See why Beyoncé is sixth on TIME’s Person of the Year 2016 list #TIMEPOY

Having problems is the human condition. But there is a particular complication that comes with being black in America. “Between me and the other world there is ever an unasked question,” W.E.B. Du Bois wrote in his classic The Souls of Black Folk. “How does it feel to be a problem?” In 2016, Beyoncé, a pop star, chose to be a problem.
This could not have been a light decision. An artist who rose to fame in the late 1990s as lead singer of the teen girl group Destiny’s Child, she has since rocketed to the sort of first-name-only global superstardom that theoretically relieves her of the heaviest burdens of being a problem. Her brand seemed carefully crafted to speak to girl power more than to black power. Four years ago, sociologist Ellis Cashmore identified Beyoncé as “beyond black,” describing her flamboyant individualism as a commodity sold to Middle America as evidence the nation’s racial dilemma had ended. So much for that.
With Lemonade—an album, an Emmy-nominated film and, as America looked on, an experience—Beyoncé publicly embraced explicitly feminist blackness at a politically risky moment.
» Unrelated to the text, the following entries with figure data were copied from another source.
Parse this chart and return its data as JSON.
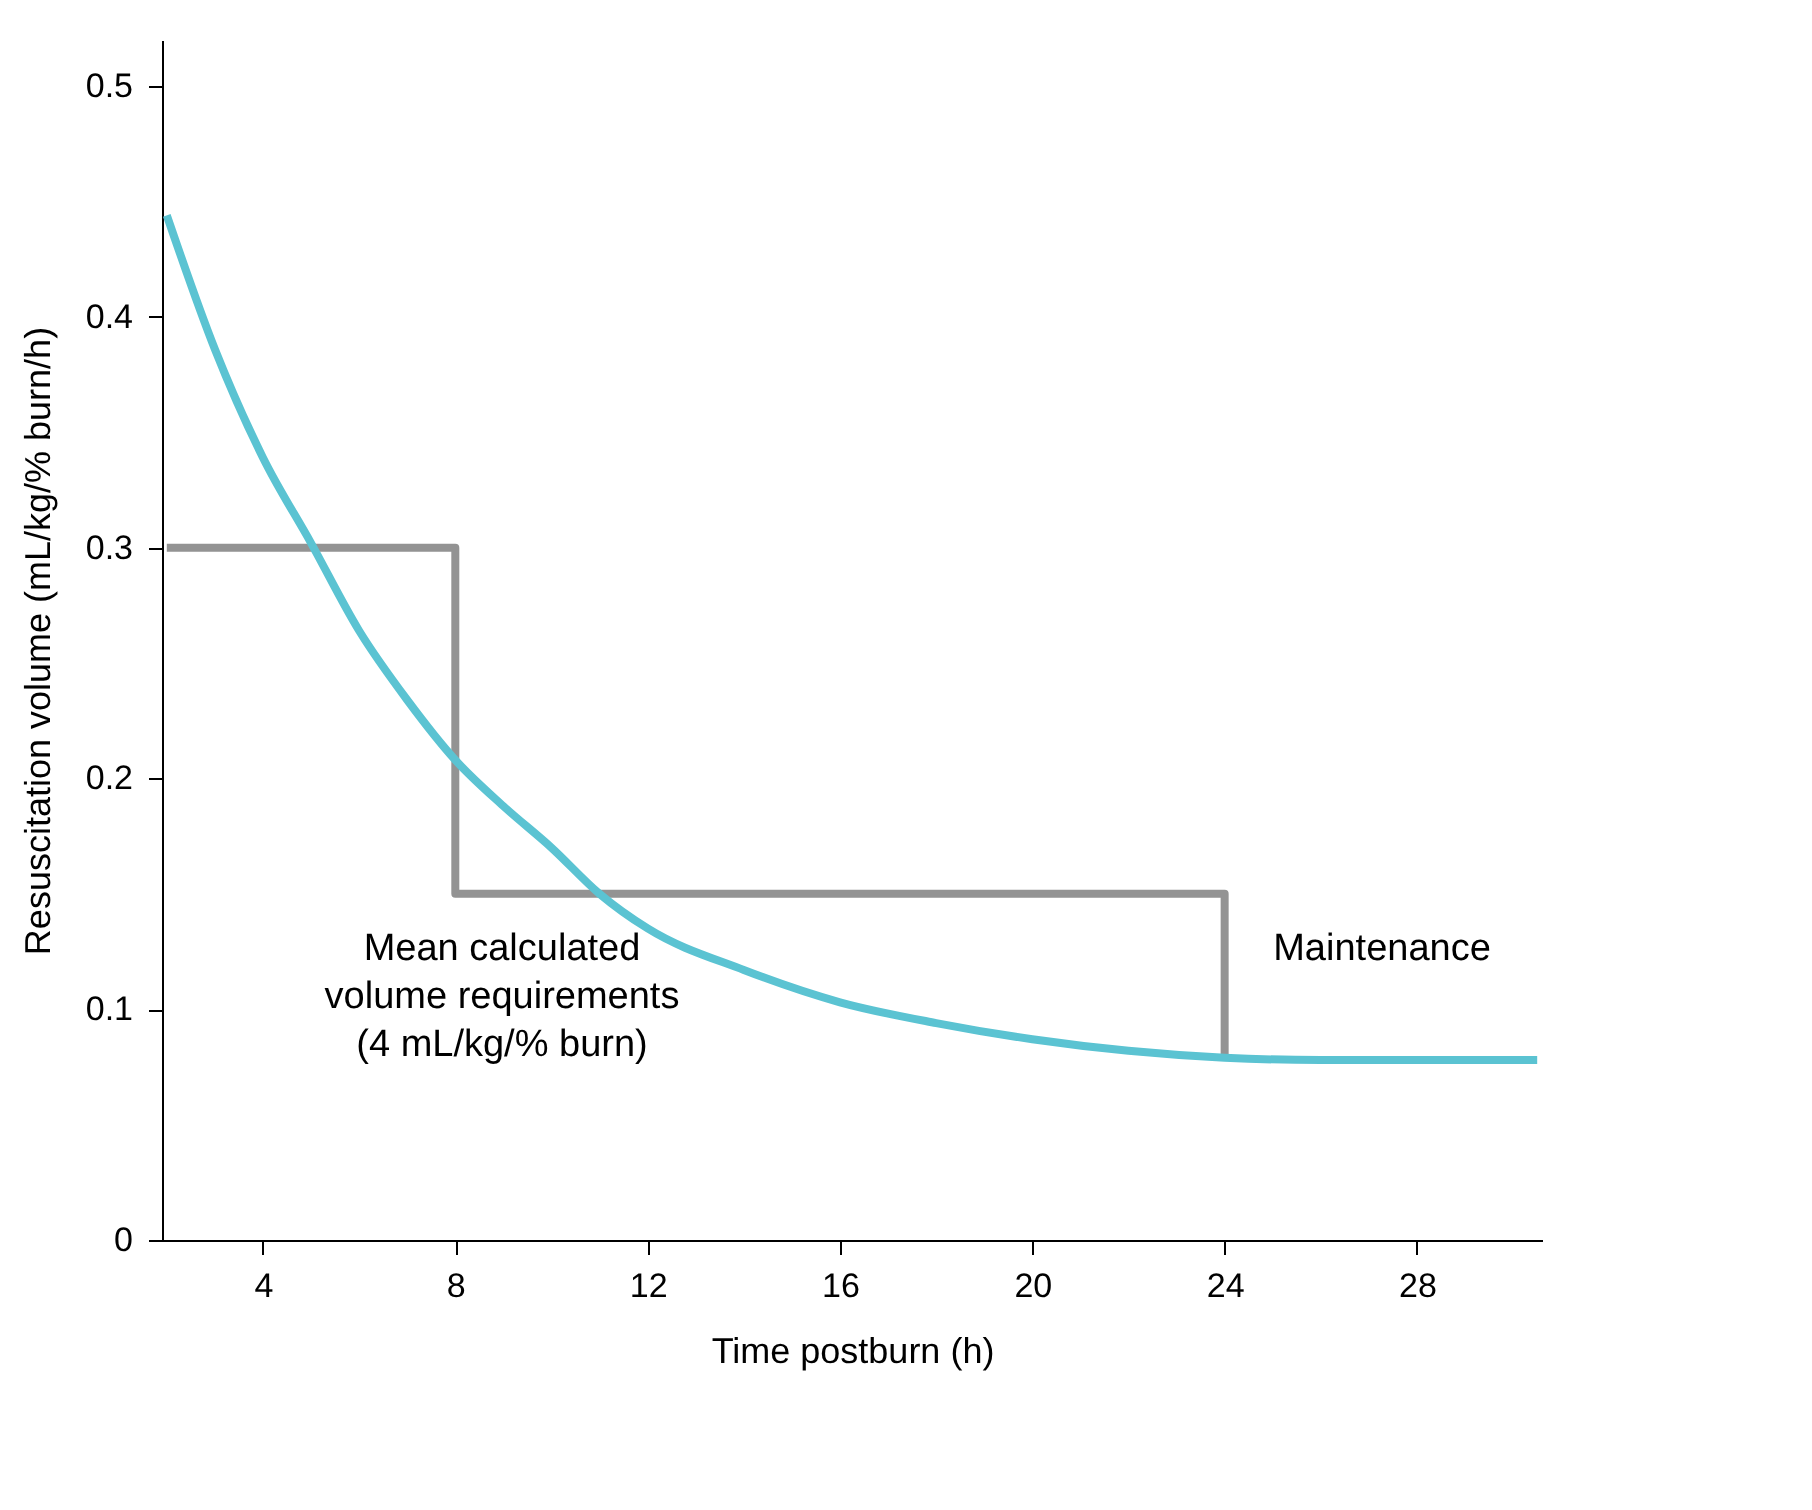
{
  "chart_data": {
    "type": "line",
    "xlabel": "Time postburn (h)",
    "ylabel": "Resuscitation volume (mL/kg/% burn/h)",
    "xlim": [
      1.9,
      30.6
    ],
    "ylim": [
      0,
      0.52
    ],
    "xticks": [
      4,
      8,
      12,
      16,
      20,
      24,
      28
    ],
    "yticks": [
      0,
      0.1,
      0.2,
      0.3,
      0.4,
      0.5
    ],
    "grid": false,
    "series": [
      {
        "type": "step",
        "color": "#939393",
        "x": [
          2,
          8,
          24
        ],
        "values": [
          0.3,
          0.15,
          0.078
        ]
      },
      {
        "color": "#5bc3d2",
        "x": [
          2,
          3,
          4,
          5,
          6,
          7,
          8,
          9,
          10,
          11,
          12,
          14,
          16,
          18,
          20,
          22,
          24,
          26,
          28,
          30.5
        ],
        "values": [
          0.444,
          0.386,
          0.339,
          0.302,
          0.264,
          0.234,
          0.208,
          0.188,
          0.17,
          0.15,
          0.135,
          0.117,
          0.103,
          0.094,
          0.087,
          0.082,
          0.079,
          0.078,
          0.078,
          0.078
        ]
      }
    ],
    "annotations": [
      "Mean calculated\nvolume requirements\n(4 mL/kg/% burn)",
      "Maintenance"
    ]
  }
}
For three years, the stream of cell-phone videos of fatal encounters between African Americans and local police sustained a national controversy that, in some quarters, came down to a choice between one and the other. She chose blackness even as many Americans rejected it, taking sides and never wavering.

From the moment its first single, “Formation,” dropped in February, Lemonade was a phenomenon. Rolling Stone described it as “her most powerful, ambitious statement yet” and later named it best album of the year. A spate of other music awards followed, along with nominations in the upcoming Grammys, including Album of the Year. And this being 2016, when pop superstars make their fortunes less from digital downloads than by selling tickets, Lemonade provided raw material for a breathtaking, $256 million–grossing world tour in which the choreography featured a cadre of natural-haired black women led by Beyoncé, barefoot, in ankle-deep water performing a fierce kinetic dance as she proclaimed, “Freedom! Freedom! Where are you? ‘Cause I need freedom too! I break chains all by myself.” Typical arena fare it was not.